(Tokyo) Elle fait trembler sans distinction les filets et les institutions : double championne du monde et championne olympique de football, Megan Rapinoe se distingue autant par son talent la balle au pied que par son militantisme décomplexé.

Sur le terrain, son plus grand cru date de 2019 : meilleure buteuse et meilleure joueuse du quatrième Mondial remporté, en France, par la sélection américaine, « Pinoe » décroche le Ballon d’Or.

Cet été-là en France, impossible de manquer sa coupe de cheveux lavande empruntée à l’actrice Tilda Swinton, qu’elle adore. Impossible aussi, pour les défenses adverses, d’arrêter la talentueuse gauchère qui, avec ses six buts, a pris une part majeure dans le sacre de « Team USA ».

La Coupe du monde 2019 en France a aussi été pour la Californienne un espace d’expression lui permettant de dépasser le sport pour faire connaître ses combats à la planète entière.

« Il serait irresponsable de ne pas utiliser cette tribune à portée internationale pour essayer de faire bouger les choses », a-t-elle expliqué. Et si les spectateurs du Mondial gardent le souvenir de ses bras grands ouverts pour célébrer ses buts, c’est en posant un genou à terre que Rapinoe avait fait passer ses premiers messages politiques, en 2016, quand le geste n’était pas encore devenu un symbole mondial.

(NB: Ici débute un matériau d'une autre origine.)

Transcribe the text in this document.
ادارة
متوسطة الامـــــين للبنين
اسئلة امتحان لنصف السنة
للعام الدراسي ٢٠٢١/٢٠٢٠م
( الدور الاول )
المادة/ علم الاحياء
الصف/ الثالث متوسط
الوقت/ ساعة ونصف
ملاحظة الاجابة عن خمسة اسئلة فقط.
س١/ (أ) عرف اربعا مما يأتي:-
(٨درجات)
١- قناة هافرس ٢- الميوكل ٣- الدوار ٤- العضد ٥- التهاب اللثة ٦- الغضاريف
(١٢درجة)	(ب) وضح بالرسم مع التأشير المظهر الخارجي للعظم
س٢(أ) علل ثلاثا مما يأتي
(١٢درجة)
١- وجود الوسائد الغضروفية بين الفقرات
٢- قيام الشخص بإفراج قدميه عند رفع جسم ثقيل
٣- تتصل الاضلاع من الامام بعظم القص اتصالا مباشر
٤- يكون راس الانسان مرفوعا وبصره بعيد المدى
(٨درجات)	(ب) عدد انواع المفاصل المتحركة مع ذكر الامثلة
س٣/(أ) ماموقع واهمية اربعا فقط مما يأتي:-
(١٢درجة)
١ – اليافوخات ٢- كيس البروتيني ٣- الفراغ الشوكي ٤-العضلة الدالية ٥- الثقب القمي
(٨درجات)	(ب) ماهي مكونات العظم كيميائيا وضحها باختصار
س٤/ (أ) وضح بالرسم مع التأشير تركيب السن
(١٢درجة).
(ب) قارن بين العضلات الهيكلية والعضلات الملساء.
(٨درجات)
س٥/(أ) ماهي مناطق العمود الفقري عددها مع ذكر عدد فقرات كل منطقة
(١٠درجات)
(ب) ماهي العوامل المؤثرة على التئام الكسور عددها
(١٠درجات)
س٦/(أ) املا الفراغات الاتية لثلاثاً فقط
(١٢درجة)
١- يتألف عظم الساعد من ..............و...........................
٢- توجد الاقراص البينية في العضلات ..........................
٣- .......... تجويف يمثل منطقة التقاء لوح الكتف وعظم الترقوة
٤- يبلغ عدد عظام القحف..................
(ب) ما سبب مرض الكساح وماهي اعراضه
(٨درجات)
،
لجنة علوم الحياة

« S’agenouiller, un impératif »

S’agenouiller pendant l’hymne américain, pour dénoncer les violences policières sur les Noirs dans le sillage de l’ex-star du football américain (NFL) Colin Kaepernick, « me semblait être un impératif plutôt qu’un choix », raconte la star dans son autobiographie « One Life », publiée en 2020.

Quelques mois avant la sortie de l’ouvrage, elle avait d’ailleurs apporté un soutien appuyé au mouvement Black Lives Matter, dans la foulée des manifestations survenues aux États-Unis après la mort de George Floyd, cet Afro-Américain asphyxié lors de son interpellation à Minneapolis.

Militante féministe, en première ligne de la lutte pour les droits des LGBT+ depuis son coming out en 2012, la co-capitaine de la sélection s’était mis à dos le président américain Donald Trump en 2019.  

En cas de sacre au Mondial, ni elle ni ses coéquipières n’iraient à la « p… de Maison-Blanche », avait-elle prévenu. Après un tweet acerbe, Trump avait renoncé à convier les championnes du monde à Washington.

Inégalité salariale

Révoltée par l’inégalité salariale entre les sélections masculine et féminine des États-Unis, l’attaquante d’OL Reign, club de Seattle propriété de l’Olympique Lyonnais, n’a jamais hésité non plus à attaquer sa Fédération, y compris sur le terrain judiciaire.

En mai 2020, les quadruples championnes du monde ont pourtant été déboutées de leur demande d’égalité salariale. Leurs résultats sportifs, bien supérieurs à ceux des messieurs, n’ont pas pesé dans la balance.

L’énergie de ses combats, la meneuse de « Team USA » (179 sélections, 59 buts) la puise notamment auprès de sa fiancée Sue Bird, star du basket féminin et quadruple championne olympique.

Rapinoe est aussi très attachée à sa famille. Avec sa jumelle Rachael, elle est la dernière d’une fratrie de six. Née le 5 juillet 1985 à Redding, dans le nord rural de la Californie, c’est par son frère Brian, qu’elle « idolâtrait », qu’elle a découvert le foot à l’âge de trois ans.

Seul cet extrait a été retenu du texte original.